After a nearly year-long hiatus, the FAA’s drone advisory committee (DAC) met June 6 with a new chairman and a tasking from the agency to marshal industry behind a coming requirement that drones be capable of being identified in flight.

The FAA recently postponed the planned release of a remote identification (ID) notice of proposed rulemaking for drones from July to September, and publication of a final rule is “likely up to 24 months away,” according to a presentation by Jay Merkle, executive director of the Unmanned Aircraft Systems (UAS) Integration Office.

But Merkle said there is an opportunity now for drone manufacturers and operators to adopt remote ID standards developed by the Consumer Technology Association (CTA) and ASTM International in advance of the regulation.

The CTA’s portable handheld and in-vehicle electronics committee in April 2017 published guidance for manufacturers on creating physical serial numbers and optional electronic serial numbers to identify individual drones. ASTM’s F38 unmanned aircraft systems technical committee is developing multiple standards for drone hardware, software and components, including for remote ID and tracking.

“We would like to propose that the DAC set up a task group focused on driving industry-led voluntary compliance with Remote ID ahead of the rulemaking,” Merkle told the committee. “We would like the DAC to provide a set of recommendations outlining the process and framework for driving voluntary industry compliance, and our recommendation is that you get that to us in 90 days,” he added.

Completing the Remote ID requirement is fundamental to facilitating more complex drone operations, including flights over people, beyond visual line-of-sight (BVLOS) of the operator, and eventually UAS Traffic Management (UTM), Merkle said.

“If we don’t get Remote ID correct, it’s my view that we will never have UTM,” he said.

Merkle also briefed the committee on planning by the FAA and US Department of Transportation (DOT) to organize a “Drone Safety Awareness Week” series of events in November. The aim is to make the drone-safety week an annual event.

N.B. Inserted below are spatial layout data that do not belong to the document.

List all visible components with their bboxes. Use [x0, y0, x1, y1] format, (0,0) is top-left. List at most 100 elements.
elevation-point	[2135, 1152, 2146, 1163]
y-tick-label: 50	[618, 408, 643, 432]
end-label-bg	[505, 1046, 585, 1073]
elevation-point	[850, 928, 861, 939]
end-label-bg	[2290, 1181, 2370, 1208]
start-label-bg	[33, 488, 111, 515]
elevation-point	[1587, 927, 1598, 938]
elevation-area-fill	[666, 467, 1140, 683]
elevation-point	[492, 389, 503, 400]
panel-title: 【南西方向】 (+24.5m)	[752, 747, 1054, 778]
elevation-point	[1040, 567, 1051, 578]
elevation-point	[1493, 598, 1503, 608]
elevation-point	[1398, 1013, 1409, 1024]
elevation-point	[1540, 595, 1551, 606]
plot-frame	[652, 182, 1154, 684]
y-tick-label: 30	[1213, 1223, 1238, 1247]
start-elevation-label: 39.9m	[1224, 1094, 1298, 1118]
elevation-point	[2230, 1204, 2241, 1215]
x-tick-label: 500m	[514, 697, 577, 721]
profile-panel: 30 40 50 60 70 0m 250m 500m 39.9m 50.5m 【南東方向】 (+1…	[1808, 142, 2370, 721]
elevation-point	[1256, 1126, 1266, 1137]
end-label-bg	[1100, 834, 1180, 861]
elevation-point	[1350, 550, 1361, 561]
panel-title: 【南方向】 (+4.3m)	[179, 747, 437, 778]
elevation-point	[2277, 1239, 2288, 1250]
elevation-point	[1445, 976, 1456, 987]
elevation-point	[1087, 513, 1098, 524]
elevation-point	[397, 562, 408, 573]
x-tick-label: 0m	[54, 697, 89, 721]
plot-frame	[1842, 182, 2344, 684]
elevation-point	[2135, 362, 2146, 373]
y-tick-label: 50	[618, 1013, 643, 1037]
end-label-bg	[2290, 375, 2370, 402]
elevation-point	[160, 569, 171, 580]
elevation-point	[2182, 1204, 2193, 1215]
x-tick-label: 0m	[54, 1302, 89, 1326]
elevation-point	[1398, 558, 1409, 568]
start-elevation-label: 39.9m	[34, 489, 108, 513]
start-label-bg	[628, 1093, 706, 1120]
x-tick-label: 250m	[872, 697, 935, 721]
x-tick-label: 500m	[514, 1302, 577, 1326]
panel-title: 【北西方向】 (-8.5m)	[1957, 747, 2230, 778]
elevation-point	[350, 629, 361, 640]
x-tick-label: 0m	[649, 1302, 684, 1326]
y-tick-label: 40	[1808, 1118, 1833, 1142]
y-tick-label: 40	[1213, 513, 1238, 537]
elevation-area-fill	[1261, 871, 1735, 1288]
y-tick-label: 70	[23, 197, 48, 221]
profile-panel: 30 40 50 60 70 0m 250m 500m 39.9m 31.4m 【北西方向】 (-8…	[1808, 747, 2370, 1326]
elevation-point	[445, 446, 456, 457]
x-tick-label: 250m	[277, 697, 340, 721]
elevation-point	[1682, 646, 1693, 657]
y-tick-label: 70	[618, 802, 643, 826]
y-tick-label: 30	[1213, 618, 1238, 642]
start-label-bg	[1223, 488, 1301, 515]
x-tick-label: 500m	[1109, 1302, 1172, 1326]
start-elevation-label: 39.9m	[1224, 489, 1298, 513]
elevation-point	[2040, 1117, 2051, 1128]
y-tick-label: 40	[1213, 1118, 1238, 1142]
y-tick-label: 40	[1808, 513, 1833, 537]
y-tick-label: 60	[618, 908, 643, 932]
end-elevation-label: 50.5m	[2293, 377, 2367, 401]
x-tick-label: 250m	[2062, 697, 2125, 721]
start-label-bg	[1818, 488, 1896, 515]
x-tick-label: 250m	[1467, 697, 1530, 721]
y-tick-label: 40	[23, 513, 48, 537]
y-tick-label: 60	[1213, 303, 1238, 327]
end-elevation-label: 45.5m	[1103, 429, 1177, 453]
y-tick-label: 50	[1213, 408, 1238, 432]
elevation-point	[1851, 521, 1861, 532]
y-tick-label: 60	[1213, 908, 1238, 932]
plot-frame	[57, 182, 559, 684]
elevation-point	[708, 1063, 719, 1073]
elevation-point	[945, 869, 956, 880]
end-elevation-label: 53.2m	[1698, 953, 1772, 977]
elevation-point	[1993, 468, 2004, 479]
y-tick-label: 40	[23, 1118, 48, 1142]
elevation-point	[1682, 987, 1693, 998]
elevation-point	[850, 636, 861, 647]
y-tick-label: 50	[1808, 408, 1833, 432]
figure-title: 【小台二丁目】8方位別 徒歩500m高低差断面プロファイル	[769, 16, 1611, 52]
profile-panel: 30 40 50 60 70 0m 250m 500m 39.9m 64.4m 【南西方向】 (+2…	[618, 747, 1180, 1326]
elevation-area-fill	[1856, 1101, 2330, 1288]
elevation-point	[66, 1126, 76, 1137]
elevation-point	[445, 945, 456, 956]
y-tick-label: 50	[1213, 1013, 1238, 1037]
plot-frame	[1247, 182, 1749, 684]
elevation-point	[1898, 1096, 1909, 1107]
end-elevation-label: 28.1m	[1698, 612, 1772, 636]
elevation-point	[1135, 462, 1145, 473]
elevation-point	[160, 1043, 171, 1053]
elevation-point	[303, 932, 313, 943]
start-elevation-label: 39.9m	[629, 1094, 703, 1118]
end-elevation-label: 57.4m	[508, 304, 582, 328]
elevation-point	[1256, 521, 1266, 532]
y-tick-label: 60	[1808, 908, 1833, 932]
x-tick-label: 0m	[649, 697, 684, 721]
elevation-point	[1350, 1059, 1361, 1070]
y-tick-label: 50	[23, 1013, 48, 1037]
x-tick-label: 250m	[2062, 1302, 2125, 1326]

The 35-member group of senior executives representing manufacturers, airports, state and city governments, aviation industry labor groups and trade associations last met as a full committee in July 2018.

After conducting a solicitation to fill open vacancies on the committee, the DOT in May named PrecisionHawk CEO Michael Chasen as chairman of a reconstituted DAC with 12 new members. He succeeds Brian Krzanich, who led the committee since its start in 2016 before resigning as Intel Corp. CEO.

In opening remarks, Chasen said his top priorities for the DAC will be to make recommendations to the FAA on the remote ID regulation, BVLOS flights, counter-UAS systems, the process of obtaining waivers from operating limitations, and developing public-private partnerships to advance the industry.